In 1948, the military occupation of Palestine by Western-backed Israeli military saw the displacement of almost three-quarters of a million Arabic people, and their loss of the right to return. Nakba means ‘catastrophe’ or ‘disaster’ and describes the destruction of the Palestinian society and homeland. In response to Israel’s Day of Independence, Nakba Day is commemorated each year by Palestinians around the world, with silent vigils, strikes, marches and protests.
After spraying the Elbit building with blood-red paint and smashing several windows, some of the activists gained access and barricaded themselves in an office, dismantling IT equipment and damaging the building.
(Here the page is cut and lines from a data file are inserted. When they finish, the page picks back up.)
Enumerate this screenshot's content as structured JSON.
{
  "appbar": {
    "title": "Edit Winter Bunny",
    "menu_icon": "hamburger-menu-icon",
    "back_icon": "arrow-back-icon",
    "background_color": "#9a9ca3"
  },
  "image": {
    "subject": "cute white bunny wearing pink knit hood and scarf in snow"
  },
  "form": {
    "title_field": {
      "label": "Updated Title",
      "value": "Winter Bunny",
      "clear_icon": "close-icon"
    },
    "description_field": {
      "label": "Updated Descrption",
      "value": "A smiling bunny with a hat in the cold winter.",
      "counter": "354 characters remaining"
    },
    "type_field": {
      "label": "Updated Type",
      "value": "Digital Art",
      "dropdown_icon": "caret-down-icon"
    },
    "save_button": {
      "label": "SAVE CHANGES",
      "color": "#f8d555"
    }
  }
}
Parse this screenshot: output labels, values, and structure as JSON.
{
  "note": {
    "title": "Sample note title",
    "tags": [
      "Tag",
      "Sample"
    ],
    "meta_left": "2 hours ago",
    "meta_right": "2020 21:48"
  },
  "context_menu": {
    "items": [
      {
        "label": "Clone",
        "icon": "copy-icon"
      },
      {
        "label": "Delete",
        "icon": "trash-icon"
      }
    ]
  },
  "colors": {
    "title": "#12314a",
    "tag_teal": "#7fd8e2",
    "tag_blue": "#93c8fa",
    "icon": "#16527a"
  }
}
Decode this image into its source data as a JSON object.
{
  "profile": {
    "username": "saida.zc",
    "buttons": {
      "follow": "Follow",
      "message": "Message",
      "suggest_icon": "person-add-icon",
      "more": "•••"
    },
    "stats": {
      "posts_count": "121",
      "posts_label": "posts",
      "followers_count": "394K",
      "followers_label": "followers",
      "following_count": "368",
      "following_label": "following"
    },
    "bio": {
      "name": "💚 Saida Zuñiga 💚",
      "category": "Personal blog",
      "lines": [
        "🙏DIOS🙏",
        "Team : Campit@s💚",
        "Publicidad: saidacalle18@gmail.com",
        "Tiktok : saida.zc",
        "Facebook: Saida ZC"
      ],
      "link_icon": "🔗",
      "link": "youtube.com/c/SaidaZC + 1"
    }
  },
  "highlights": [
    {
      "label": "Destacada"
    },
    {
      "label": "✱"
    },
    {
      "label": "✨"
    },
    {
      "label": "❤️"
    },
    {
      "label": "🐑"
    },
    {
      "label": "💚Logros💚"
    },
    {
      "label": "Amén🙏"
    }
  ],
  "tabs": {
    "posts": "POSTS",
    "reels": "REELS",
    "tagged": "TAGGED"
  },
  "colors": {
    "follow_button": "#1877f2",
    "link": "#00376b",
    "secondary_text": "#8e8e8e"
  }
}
After their arrest, despite the fact that five of the group had never been arrested before, in an unusual step the Crown Prosecution Service successfully appealed bail conditions, and all nine (including two dissident Israeli activists) have been held on remand.
Part of the CPS argument was simply the success of the campaign, which they admit resulted in the closure of Elbit’s Oldham site, one of five (now four) arms factories across the country. The CPS is however yet to secure a conviction in any case brought against the group, despite more than 18 months of action disrupting Elbit’s weapons trade. A major trial was scheduled last May, but was postponed at the last minute.
Lawyers will be appealing the detention of the activists at Bristol Crown Court tomorrow.